Gli affamati e assetati di giustizia

“«Dove siamo?» (…) «Su un treno» (…) «È il treno della giustizia umana. Ricordi la prossima beatitudine? . Don Marco dovette riprendere mentalmente l’elenco da capo prima di rispondere: «Beati quelli che hanno fame e sete della giustizia, perché saranno saziati, giusto, no?». «Esatto» continuò compiaciuto il Signore. «E visto che ti stai chiedendo come mai è di questo colore giallo che ti infastidisce, ti rispondo subito che quello della giustizia divina è invece di color bianco, riposante». «Perché questa differenza?». «Perché la giustizia umana molte volte non risolve davvero le cose, o lo fa con meccanismi di una lunghezza e una complessità che alla fine lasciano l’amaro in bocca. (…) E dove ci porta?». La cosa stava davvero incuriosendo il sacerdote. «Dentro un cuore umano, dove potrai provare tutte le emozioni che nascono quando ci si scontra contro l’ingiustizia. Non sarà piacevole, ma ti assicuro che per il nostro scopo è davvero importante. Te la senti?». Prima che don Marco potesse pensarci un minimo, e rispondere in qualunque modo, il treno si mise in moto. (…) Nell’ordine, don Marco provò queste sensazioni: paura e incredulità, come capita alle persone che vengono accusate ingiustamente di reati che non hanno nemmeno sognato di commettere. (…) Rabbia. Di quella veramente cattiva. Verso tutti, Dio compreso. E mentre provava questo sentimento si vergognò anche solo d’incrociare lo sguardo di Gesù, che davvero non c’entrava con tutte queste cose, ma era bello prendersela con qualcuno, anche fosse con Dio. Svuotamento e abbattimento. Aveva provato nella vita “reale” queste cose dopo aver subito un furto nel suo appartamento. (…) Don Marco si ritrovò per terra con tanta voglia di vomitare. Il contatto con le mani di Gesù, che il giovane Messia impose sulla sua testa, lo guarì all’istante. Si rialzò, con gli occhi pieni di lacrime e di gratitudine. «Brutta la fame di giustizia eh? Comprendi quanto sia importante che si metta un freno a questo appetito prima che la società crolli per la sfiducia della gente?», lo interrogò il Messia”.

Alla fine delle 24 ore trascorse con Gesù alla riscoperta delle Beatitudini, dei fondamentali della fede e arricchite dall’incontro con importanti personaggi evangelici…
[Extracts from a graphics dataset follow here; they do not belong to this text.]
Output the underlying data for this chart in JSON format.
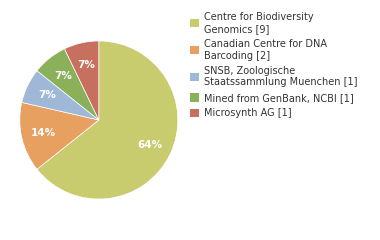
{
  "labels": [
    "Centre for Biodiversity\nGenomics [9]",
    "Canadian Centre for DNA\nBarcoding [2]",
    "SNSB, Zoologische\nStaatssammlung Muenchen [1]",
    "Mined from GenBank, NCBI [1]",
    "Microsynth AG [1]"
  ],
  "values": [
    9,
    2,
    1,
    1,
    1
  ],
  "colors": [
    "#c8cc6e",
    "#e8a060",
    "#a0b8d8",
    "#8ab05a",
    "#c87060"
  ],
  "startangle": 90,
  "background_color": "#ffffff",
  "text_color": "#333333",
  "pct_fontsize": 7.5,
  "legend_fontsize": 7.0
}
«La voglia di vomitare mi è passata. Gesù si alza e mi tira su con le braccia. È forte, nonostante appaia mingherlino. Mentre mi alzo, vedo sotto la sua t-shirt sollevata, l’ultima ferita nascosta, quella della lancia del soldato romano inferta al costato. Prova concreta di quel sacrificio, di quel “gettarsi” nel cuore dell’odio, per impedirgli di divorare il mondo».